Turns out it can. I’ve taken inspiration from a great talk by Timur Doumler about lock-free programming in C++ in audio projects. Somewhere around 20th minute, Timur presents a data structure which he later calls and atomic_unique_ptr and this is basically an efficient, lock-free solution doing exactly what I need (or so I thought).

AtomicUniquePtr

Below is my implementation of AtomicUniquePtr.

 1
 2
 3
 4
 5
 6
 7
 8
 9
10
11
12
13
14
15
16
17
18
19
20
21
22
23
24
25
26
27
28
29
30
31
32
33
34
35
36
37
38
39
40
41
42
43
44


template <typename T> class AtomicUniquePtr {
public:
  class Checkout {
  public:
    Checkout(AtomicUniquePtr<T> &parent) : parent_(parent) {
      for (auto expected = parent_.ptr_.load();
           !parent_.ptr_.compare_exchange_weak(expected, nullptr);
           expected = parent_.ptr_.load())
        ;
    }

    ~Checkout() {
      for (T *expected = nullptr;
           !parent_.ptr_.compare_exchange_weak(expected, parent_.owner_.get());)
        ;
    }

    T *operator->() const { return parent_.owner_.get(); }

    T &operator*() const { return *parent_.owner_; }

    T *get() const { return parent_.owner_.get(); }

  private:
    AtomicUniquePtr<T> &parent_;
  };

  AtomicUniquePtr(std::unique_ptr<T> &&ptr)
      : ptr_(ptr.get()), owner_(std::move(ptr)) {}

  Checkout checkout() { return Checkout(*this); }

  void update(std::unique_ptr<T> &&newPtr) {
    for (auto expected = owner_.get();
         !ptr_.compare_exchange_weak(expected, newPtr.get());
         expected = owner_.get())
      ;
    owner_ = std::move(newPtr);
  }

private:
  std::atomic<T *> ptr_;
  std::unique_ptr<T> owner_;
};

As Timur explains in his talk, the Checkout class is just a RAII wrapper that atomically exchanges the raw pointer with nullptr in the constructor to let other threads know that the object is in use.
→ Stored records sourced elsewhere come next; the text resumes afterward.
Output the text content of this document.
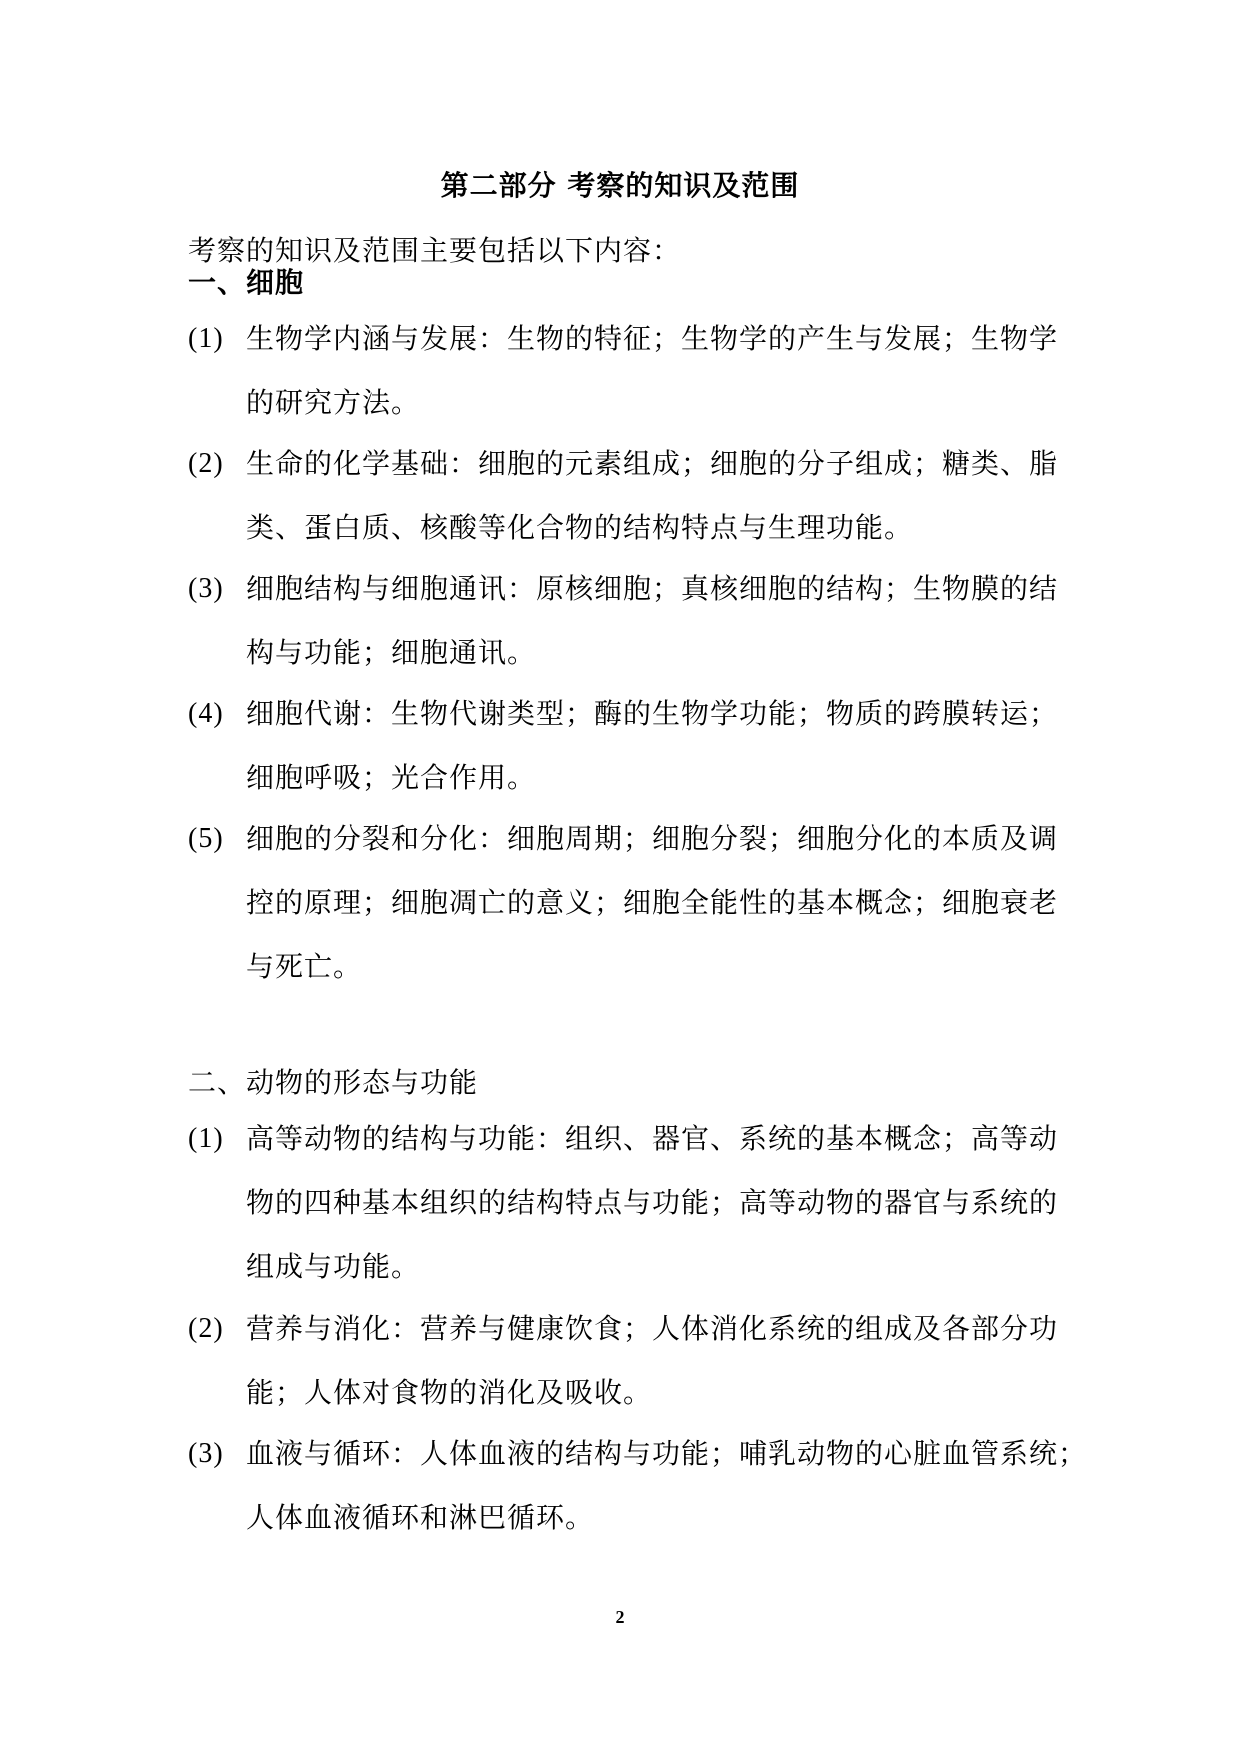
第二部分 考察的知识及范围
考察的知识及范围主要包括以下内容：
一、细胞
(1) 生物学内涵与发展：生物的特征；生物学的产生与发展；生物学
的研究方法。
(2) 生命的化学基础：细胞的元素组成；细胞的分子组成；糖类、脂
类、蛋白质、核酸等化合物的结构特点与生理功能。
(3) 细胞结构与细胞通讯：原核细胞；真核细胞的结构；生物膜的结
构与功能；细胞通讯。
(4) 细胞代谢：生物代谢类型；酶的生物学功能；物质的跨膜转运；
细胞呼吸；光合作用。
(5) 细胞的分裂和分化：细胞周期；细胞分裂；细胞分化的本质及调
控的原理；细胞凋亡的意义；细胞全能性的基本概念；细胞衰老
与死亡。
二、动物的形态与功能
(1) 高等动物的结构与功能：组织、器官、系统的基本概念；高等动
物的四种基本组织的结构特点与功能；高等动物的器官与系统的
组成与功能。
(2) 营养与消化：营养与健康饮食；人体消化系统的组成及各部分功
能；人体对食物的消化及吸收。
(3) 血液与循环：人体血液的结构与功能；哺乳动物的心脏血管系统；
人体血液循环和淋巴循环。
2
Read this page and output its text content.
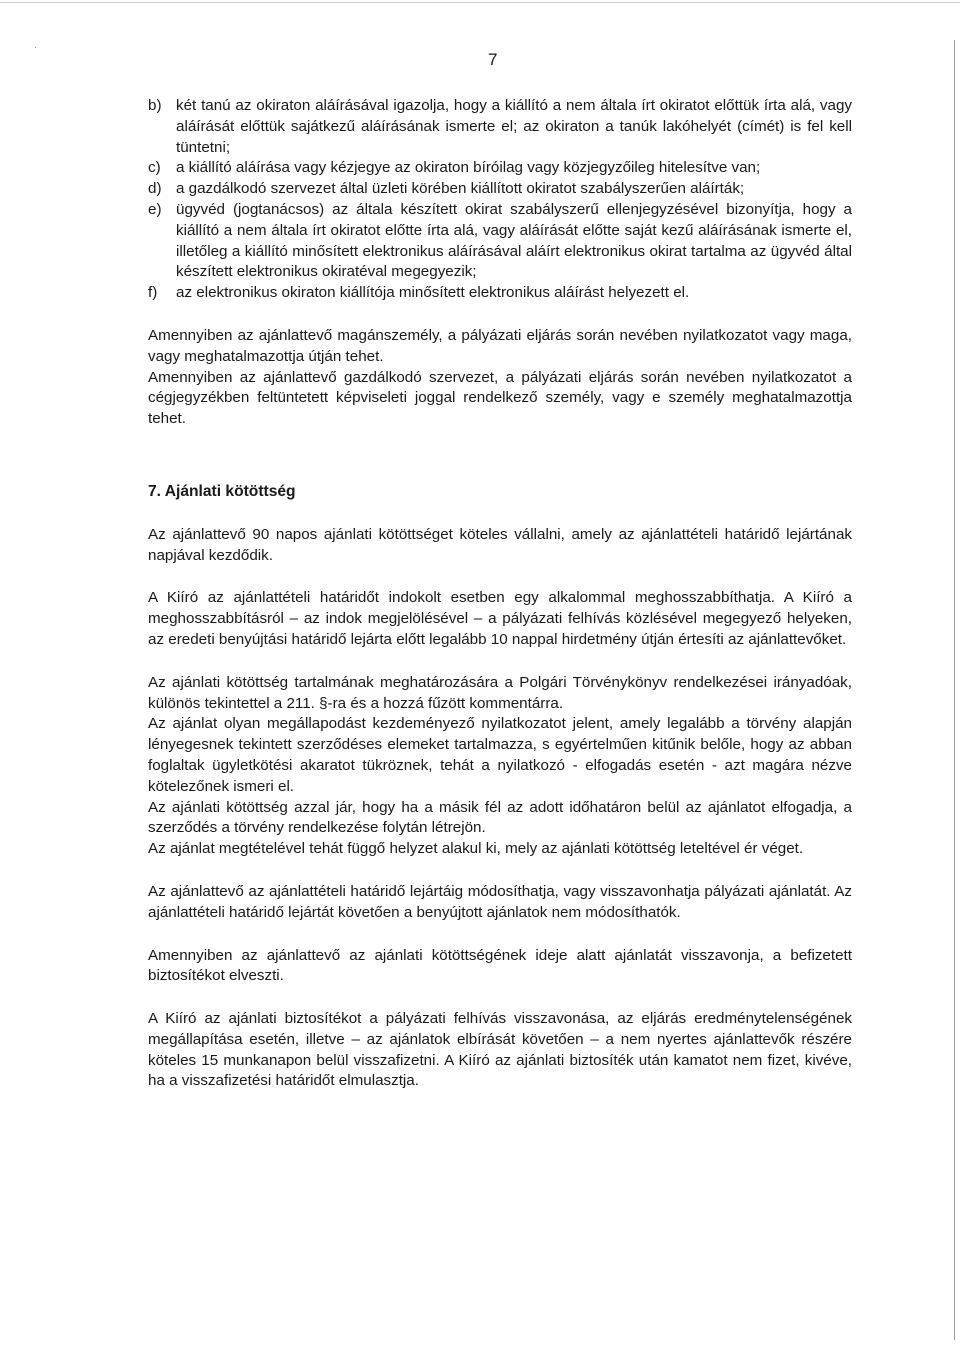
·
7
b) két tanú az okiraton aláírásával igazolja, hogy a kiállító a nem általa írt okiratot előttük írta alá, vagy aláírását előttük sajátkezű aláírásának ismerte el; az okiraton a tanúk lakóhelyét (címét) is fel kell tüntetni;
c)	a kiállító aláírása vagy kézjegye az okiraton bíróilag vagy közjegyzőileg hitelesítve van;
d) a gazdálkodó szervezet által üzleti körében kiállított okiratot szabályszerűen aláírták;
e) ügyvéd (jogtanácsos) az általa készített okirat szabályszerű ellenjegyzésével bizonyítja, hogy a kiállító a nem általa írt okiratot előtte írta alá, vagy aláírását előtte saját kezű aláírásának ismerte el, illetőleg a kiállító minősített elektronikus aláírásával aláírt elektronikus okirat tartalma az ügyvéd által készített elektronikus okiratéval megegyezik;
f)	az elektronikus okiraton kiállítója minősített elektronikus aláírást helyezett el.

Amennyiben az ajánlattevő magánszemély, a pályázati eljárás során nevében nyilatkozatot vagy maga, vagy meghatalmazottja útján tehet.

Amennyiben az ajánlattevő gazdálkodó szervezet, a pályázati eljárás során nevében nyilatkozatot a cégjegyzékben feltüntetett képviseleti joggal rendelkező személy, vagy e személy meghatalmazottja tehet.

7. Ajánlati kötöttség

Az ajánlattevő 90 napos ajánlati kötöttséget köteles vállalni, amely az ajánlattételi határidő lejártának napjával kezdődik.

A Kiíró az ajánlattételi határidőt indokolt esetben egy alkalommal meghosszabbíthatja. A Kiíró a meghosszabbításról – az indok megjelölésével – a pályázati felhívás közlésével megegyező helyeken, az eredeti benyújtási határidő lejárta előtt legalább 10 nappal hirdetmény útján értesíti az ajánlattevőket.

Az ajánlati kötöttség tartalmának meghatározására a Polgári Törvénykönyv rendelkezései irányadóak, különös tekintettel a 211. §-ra és a hozzá fűzött kommentárra.

Az ajánlat olyan megállapodást kezdeményező nyilatkozatot jelent, amely legalább a törvény alapján lényegesnek tekintett szerződéses elemeket tartalmazza, s egyértelműen kitűnik belőle, hogy az abban foglaltak ügyletkötési akaratot tükröznek, tehát a nyilatkozó - elfogadás esetén - azt magára nézve kötelezőnek ismeri el.

Az ajánlati kötöttség azzal jár, hogy ha a másik fél az adott időhatáron belül az ajánlatot elfogadja, a szerződés a törvény rendelkezése folytán létrejön.

Az ajánlat megtételével tehát függő helyzet alakul ki, mely az ajánlati kötöttség leteltével ér véget.

Az ajánlattevő az ajánlattételi határidő lejártáig módosíthatja, vagy visszavonhatja pályázati ajánlatát. Az ajánlattételi határidő lejártát követően a benyújtott ajánlatok nem módosíthatók.

Amennyiben az ajánlattevő az ajánlati kötöttségének ideje alatt ajánlatát visszavonja, a befizetett biztosítékot elveszti.

A Kiíró az ajánlati biztosítékot a pályázati felhívás visszavonása, az eljárás eredménytelenségének megállapítása esetén, illetve – az ajánlatok elbírását követően – a nem nyertes ajánlattevők részére köteles 15 munkanapon belül visszafizetni. A Kiíró az ajánlati biztosíték után kamatot nem fizet, kivéve, ha a visszafizetési határidőt elmulasztja.
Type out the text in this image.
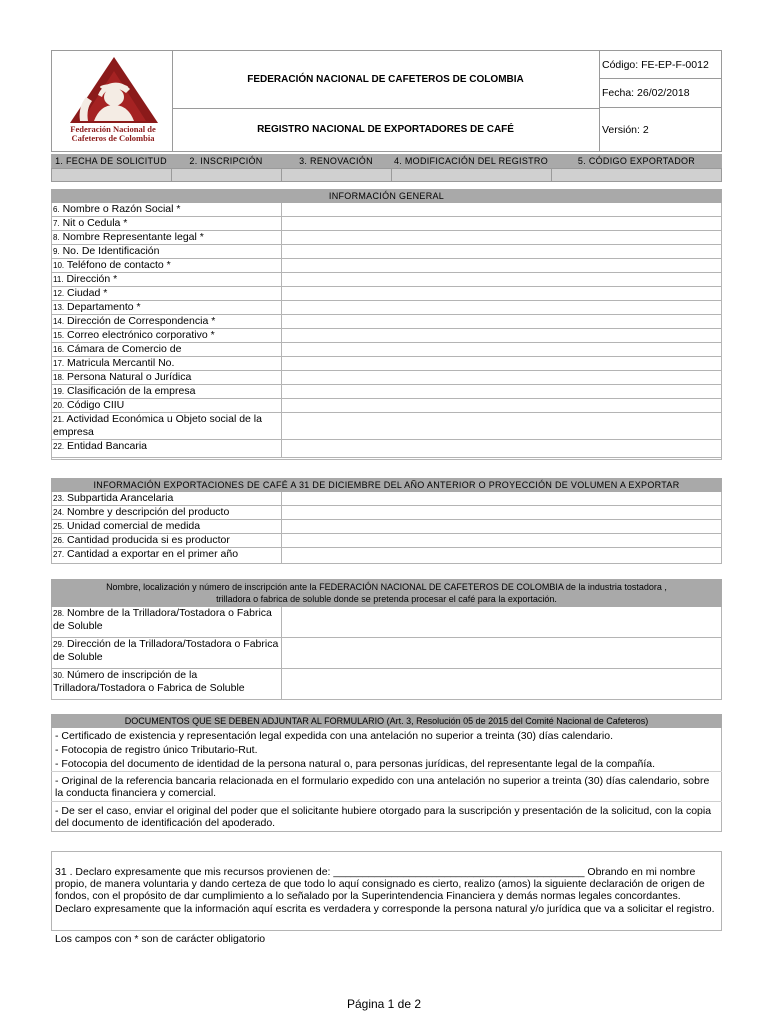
Federación Nacional de
Cafeteros de Colombia
FEDERACIÓN NACIONAL DE CAFETEROS DE COLOMBIA
REGISTRO NACIONAL DE EXPORTADORES DE CAFÉ
Código: FE-EP-F-0012
Fecha: 26/02/2018
Versión: 2
1. FECHA DE SOLICITUD	2. INSCRIPCIÓN	3. RENOVACIÓN	4. MODIFICACIÓN DEL REGISTRO	5. CÓDIGO EXPORTADOR
INFORMACIÓN GENERAL
6. Nombre o Razón Social *
7. Nit o Cedula *
8. Nombre Representante legal *
9. No. De Identificación
10. Teléfono de contacto *
11. Dirección *
12. Ciudad *
13. Departamento *
14. Dirección de Correspondencia *
15. Correo electrónico corporativo *
16. Cámara de Comercio de
17. Matricula Mercantil No.
18. Persona Natural o Jurídica
19. Clasificación de la empresa
20. Código CIIU
21. Actividad Económica u Objeto social de la empresa
22. Entidad Bancaria
INFORMACIÓN EXPORTACIONES DE CAFÉ A 31 DE DICIEMBRE DEL AÑO ANTERIOR O PROYECCIÓN DE VOLUMEN A EXPORTAR
23. Subpartida Arancelaria
24. Nombre y descripción del producto
25. Unidad comercial de medida
26. Cantidad producida si es productor
27. Cantidad a exportar en el primer año
Nombre, localización y número de inscripción ante la FEDERACIÓN NACIONAL DE CAFETEROS DE COLOMBIA de la industria tostadora ,
trilladora o fabrica de soluble donde se pretenda procesar el café para la exportación.
28. Nombre de la Trilladora/Tostadora o Fabrica de Soluble
29. Dirección de la Trilladora/Tostadora o Fabrica de Soluble
30. Número de inscripción de la Trilladora/Tostadora o Fabrica de Soluble
DOCUMENTOS QUE SE DEBEN ADJUNTAR AL FORMULARIO (Art. 3, Resolución 05 de 2015 del Comité Nacional de Cafeteros)
- Certificado de existencia y representación legal expedida con una antelación no superior a treinta (30) días calendario.
- Fotocopia de registro único Tributario-Rut.
- Fotocopia del documento de identidad de la persona natural o, para personas jurídicas, del representante legal de la compañía.
- Original de la referencia bancaria relacionada en el formulario expedido con una antelación no superior a treinta (30) días calendario, sobre la conducta financiera y comercial.
- De ser el caso, enviar el original del poder que el solicitante hubiere otorgado para la suscripción y presentación de la solicitud, con la copia del documento de identificación del apoderado.
31 . Declaro expresamente que mis recursos provienen de: ___________________________________________ Obrando en mi nombre propio, de manera voluntaria y dando certeza de que todo lo aquí consignado es cierto, realizo (amos) la siguiente declaración de origen de fondos, con el propósito de dar cumplimiento a lo señalado por la Superintendencia Financiera y demás normas legales concordantes. Declaro expresamente que la información aquí escrita es verdadera y corresponde la persona natural y/o jurídica que va a solicitar el registro.
Los campos con * son de carácter obligatorio
Página 1 de 2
In the destructor, it exchanges nullptr with the original pointer value back again so, any waiting threads can proceed and update the object. So, in summary, the atomic raw pointer is used for synchronisation and the unique_ptr is used for ownership.

This allows to go entirely lock-free. ZmqPoller can use AtomicUniquePtr almost exactly the same way as SynchronisedObj:

 1
 2
 3
 4
 5
 6
 7
 8
 9
10
11
12
13
14
15
16
17
18
19
20
21
22
23
24
25
26
27
28
29
30
31
32



...

  void watchSocket(void *socket) {
    auto co = items.checkout();
    if (co->size() < co->capacity()) {
      // It's safe to modify the vector without making
      // a copy since there's enough space to append one
      // more element without triggering a reallocation.
      co->emplace_back(socket, 0, ZMQ_POLLIN, 0);
    } else {
      // copy items
      auto coCopy = std::make_unique<std::vector<::zmq_pollitem_t>>(co->begin(),
                                                                    co->end());
      coCopy->emplace_back(socket, 0, ZMQ_POLLIN, 0);
      items.update(std::move(coCopy));
    }
  }

  void unwatchSocket(void *socket) {
    auto co = items.checkout();
    // copy items
    auto coCopy =
        std::make_unique<std::vector<::zmq_pollitem_t>>(co->begin(), co->end());
    // erase the socket from the copy
    std::erase_if(
        *coCopy, [&socket](const auto &item) { return item.socket == socket; });
    // replace the copy
    items.update(std::move(coCopy));
  }

...

The only important things that changed is the usage of unique_ptr instead of shared_ptr.

There’s one big important caveat to this approach that unfortunately renders it unusable for this application.

Tip

wait can block for a long time - and that can completelly block any attempts to update the items vector.

It’s still a great solution for many other use cases and I thought it’s worth discussing it here.

Conclusion

For now, I’m sticking with the SynchronisedObj as it seems best suited for the task at hand. The other approach might involve using a production ready RCU implementation like e.g. liburcu, but that’s a topic for another time.